Andererseits gereicht es erfahrungsgemäß gerade dem Clubpublikum
zum Vorteil, wenn DJs zu Musikern werden – sie wissen in aller
Regel, wie man Beine bewegt und Ärsche zum Wackeln bringt.
Pierre’s und Marky’s gemeinsames Label Hörspielmusik“,
wurde Ende 1998 aus der Wiege gehoben. Seither erscheinen dort circa
acht Releases im Jahr. Pierre betrachtet „Hörspielmusik“
als Spielwiese für verschiedene Stile, als Plattform für
eigene und fremde Veröffentlichungen, verknüpft durch
die Idee abwechslungsreicher Arrangements und daher mehr oder weniger
stark differierend von herkömmlichen Eins-Zwo-Techno-Nummern.

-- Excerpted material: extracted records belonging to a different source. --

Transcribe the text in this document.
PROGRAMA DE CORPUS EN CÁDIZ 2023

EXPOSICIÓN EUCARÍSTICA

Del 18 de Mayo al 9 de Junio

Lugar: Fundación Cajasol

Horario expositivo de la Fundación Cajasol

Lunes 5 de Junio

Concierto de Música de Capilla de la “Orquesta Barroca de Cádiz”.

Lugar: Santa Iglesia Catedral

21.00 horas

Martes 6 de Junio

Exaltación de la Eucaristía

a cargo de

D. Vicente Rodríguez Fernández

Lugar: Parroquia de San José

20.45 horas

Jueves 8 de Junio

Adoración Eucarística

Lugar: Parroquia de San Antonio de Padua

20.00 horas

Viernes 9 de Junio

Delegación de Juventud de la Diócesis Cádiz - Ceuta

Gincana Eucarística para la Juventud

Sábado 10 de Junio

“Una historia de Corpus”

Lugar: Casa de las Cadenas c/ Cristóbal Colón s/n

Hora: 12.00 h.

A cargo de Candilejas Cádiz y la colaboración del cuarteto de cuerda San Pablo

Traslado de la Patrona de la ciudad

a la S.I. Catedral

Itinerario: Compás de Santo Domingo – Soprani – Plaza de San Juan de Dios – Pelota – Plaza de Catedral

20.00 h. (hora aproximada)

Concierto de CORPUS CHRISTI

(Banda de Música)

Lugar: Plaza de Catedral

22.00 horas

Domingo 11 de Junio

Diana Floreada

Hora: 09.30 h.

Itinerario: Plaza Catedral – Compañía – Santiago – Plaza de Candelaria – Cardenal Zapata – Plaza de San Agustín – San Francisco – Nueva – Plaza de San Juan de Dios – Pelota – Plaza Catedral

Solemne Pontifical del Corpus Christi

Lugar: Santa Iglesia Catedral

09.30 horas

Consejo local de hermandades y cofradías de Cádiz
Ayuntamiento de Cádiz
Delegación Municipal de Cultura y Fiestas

„Utils“ hingegen, ein weiteres Label der Beiden, hat
sich der härteren Gangart verschrieben. Pierre beschreibt es
als Technotool-Label mit Soul. Es amüsiert ihn, dass viele
meinen, es handele sich um ein amerikanisches Label.
Was noch? Eine Menge, sicherlich. Doch in aller Kürze: Zu erwarten
ist im Herbst 2003 („Heimfidelity Vol. 6“). Genauer
gesagt, handelt es sich um eine Kollaboration zwischen ihm und dem
Resident-DJ des längst legendären FUSE in Belgien. Anfang
2004 erscheint Pierres Debüt-Album. Wir sind gespannt.